Sto controllando il meteo sul cellulare quando percepisco la sensazione di essere osservata. Alzo il capo e punto gli occhi su una Camaro nera, il finestrino si abbassa e due occhi verdi fanno capolino da sotto gli occhiali da sole. Blu quando è nuvoloso, verdi quando splende il sole. Incredibile...
«Che ci fai qui?» domando avvicinandomi. Abbassarmi è fuori discussione.
«Stavo andando al lavoro ma mi hanno appena cambiato il turno. A quanto pare la mattinata si è appena liberata» spiega.
«Che fortuna» mormoro invidiosa. Pagherei oro per filare dritta al lavoro.
«Per te?» arcua un sopracciglio. «Sicuramente. Salta su.»
«Sul serio?» lo guardo sconvolta. Voglio dire, ha la mattinata libera ed è passato di qui? Potrei arrossire, giuro.
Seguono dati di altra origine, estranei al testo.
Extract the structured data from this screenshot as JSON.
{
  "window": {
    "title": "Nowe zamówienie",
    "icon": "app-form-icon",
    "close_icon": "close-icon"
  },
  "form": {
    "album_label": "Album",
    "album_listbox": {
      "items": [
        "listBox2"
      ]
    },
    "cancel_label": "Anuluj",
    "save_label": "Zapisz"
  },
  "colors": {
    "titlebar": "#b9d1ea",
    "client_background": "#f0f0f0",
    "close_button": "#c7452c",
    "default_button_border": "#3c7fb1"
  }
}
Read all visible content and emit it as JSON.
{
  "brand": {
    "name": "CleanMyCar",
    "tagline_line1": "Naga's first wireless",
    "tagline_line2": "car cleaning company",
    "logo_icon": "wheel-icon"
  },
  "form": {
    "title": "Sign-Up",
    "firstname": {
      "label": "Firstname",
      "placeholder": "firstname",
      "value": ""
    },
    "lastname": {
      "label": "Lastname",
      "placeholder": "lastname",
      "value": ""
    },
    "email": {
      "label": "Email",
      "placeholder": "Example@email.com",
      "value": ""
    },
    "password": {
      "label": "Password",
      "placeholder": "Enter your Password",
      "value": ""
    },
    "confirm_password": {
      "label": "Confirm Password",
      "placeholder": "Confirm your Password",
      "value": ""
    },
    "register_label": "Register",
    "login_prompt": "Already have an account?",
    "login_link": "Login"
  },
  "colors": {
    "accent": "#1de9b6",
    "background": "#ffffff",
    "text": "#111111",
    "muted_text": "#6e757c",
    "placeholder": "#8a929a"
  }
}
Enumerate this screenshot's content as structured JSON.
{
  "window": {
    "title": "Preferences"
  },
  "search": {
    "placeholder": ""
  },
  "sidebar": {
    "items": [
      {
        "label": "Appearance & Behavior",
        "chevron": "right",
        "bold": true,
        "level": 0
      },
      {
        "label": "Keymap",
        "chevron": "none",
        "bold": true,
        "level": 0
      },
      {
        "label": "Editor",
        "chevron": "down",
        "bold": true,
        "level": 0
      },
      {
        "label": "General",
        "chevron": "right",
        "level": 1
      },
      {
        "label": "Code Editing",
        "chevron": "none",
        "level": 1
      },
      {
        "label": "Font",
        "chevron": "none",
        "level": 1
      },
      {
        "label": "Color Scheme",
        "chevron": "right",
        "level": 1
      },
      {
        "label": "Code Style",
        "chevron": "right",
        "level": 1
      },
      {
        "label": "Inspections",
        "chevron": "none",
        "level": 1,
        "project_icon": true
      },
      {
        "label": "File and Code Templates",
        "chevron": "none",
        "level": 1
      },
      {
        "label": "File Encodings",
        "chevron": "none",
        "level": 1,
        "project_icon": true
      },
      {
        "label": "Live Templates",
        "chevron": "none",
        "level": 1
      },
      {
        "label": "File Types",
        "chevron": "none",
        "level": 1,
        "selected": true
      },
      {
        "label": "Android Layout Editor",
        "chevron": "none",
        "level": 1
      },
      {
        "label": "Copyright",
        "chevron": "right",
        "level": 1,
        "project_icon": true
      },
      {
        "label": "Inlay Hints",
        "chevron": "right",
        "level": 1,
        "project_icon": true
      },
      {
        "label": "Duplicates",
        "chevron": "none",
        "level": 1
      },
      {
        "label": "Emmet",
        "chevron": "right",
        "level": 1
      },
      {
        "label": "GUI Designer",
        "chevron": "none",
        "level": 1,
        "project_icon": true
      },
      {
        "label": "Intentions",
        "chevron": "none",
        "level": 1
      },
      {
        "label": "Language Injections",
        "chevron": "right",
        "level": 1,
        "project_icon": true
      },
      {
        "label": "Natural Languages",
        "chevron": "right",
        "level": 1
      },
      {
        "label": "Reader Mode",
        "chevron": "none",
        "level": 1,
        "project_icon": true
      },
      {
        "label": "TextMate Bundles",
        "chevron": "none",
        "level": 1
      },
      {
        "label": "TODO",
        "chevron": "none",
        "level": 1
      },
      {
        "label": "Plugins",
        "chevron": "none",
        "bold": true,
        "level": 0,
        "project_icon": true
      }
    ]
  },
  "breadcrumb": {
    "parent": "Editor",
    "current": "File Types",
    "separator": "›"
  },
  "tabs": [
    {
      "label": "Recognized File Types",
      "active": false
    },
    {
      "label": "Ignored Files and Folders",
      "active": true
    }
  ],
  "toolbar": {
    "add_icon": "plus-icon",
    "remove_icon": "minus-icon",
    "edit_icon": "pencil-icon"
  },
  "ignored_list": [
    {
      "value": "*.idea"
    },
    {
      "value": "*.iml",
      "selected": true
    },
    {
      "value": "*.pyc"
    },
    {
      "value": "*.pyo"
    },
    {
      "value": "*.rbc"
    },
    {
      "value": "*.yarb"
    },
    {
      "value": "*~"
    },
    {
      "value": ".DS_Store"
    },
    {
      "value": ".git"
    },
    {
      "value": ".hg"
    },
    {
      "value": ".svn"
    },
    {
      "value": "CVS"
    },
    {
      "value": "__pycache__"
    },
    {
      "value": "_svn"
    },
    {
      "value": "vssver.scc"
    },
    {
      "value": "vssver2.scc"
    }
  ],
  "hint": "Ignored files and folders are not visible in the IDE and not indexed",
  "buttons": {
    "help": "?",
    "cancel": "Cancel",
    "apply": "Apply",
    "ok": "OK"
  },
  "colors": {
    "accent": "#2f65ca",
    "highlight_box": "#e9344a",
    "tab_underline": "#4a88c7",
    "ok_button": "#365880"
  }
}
Devon non ribatte, attende che prenda posto nella sua macchina spaziale e parte. «Bella macchina» mi complimento osservando il design interno. Non ci avevo fatto caso la prima volta, troppo presa dai dolori.
«Grazie.»
«Sembra nuovissima.»
Devon mi lancia uno sguardo prima di posare la mano sul cambio e cambiare marcia. Il braccio teso evidenzia i muscoli ben definiti che si nascondono sotto la maglia. Dio... è normale che un gesto banale come questo mi faccia sentire caldo ovunque? Pensavo che una cosa del genere succedesse solo nei libri.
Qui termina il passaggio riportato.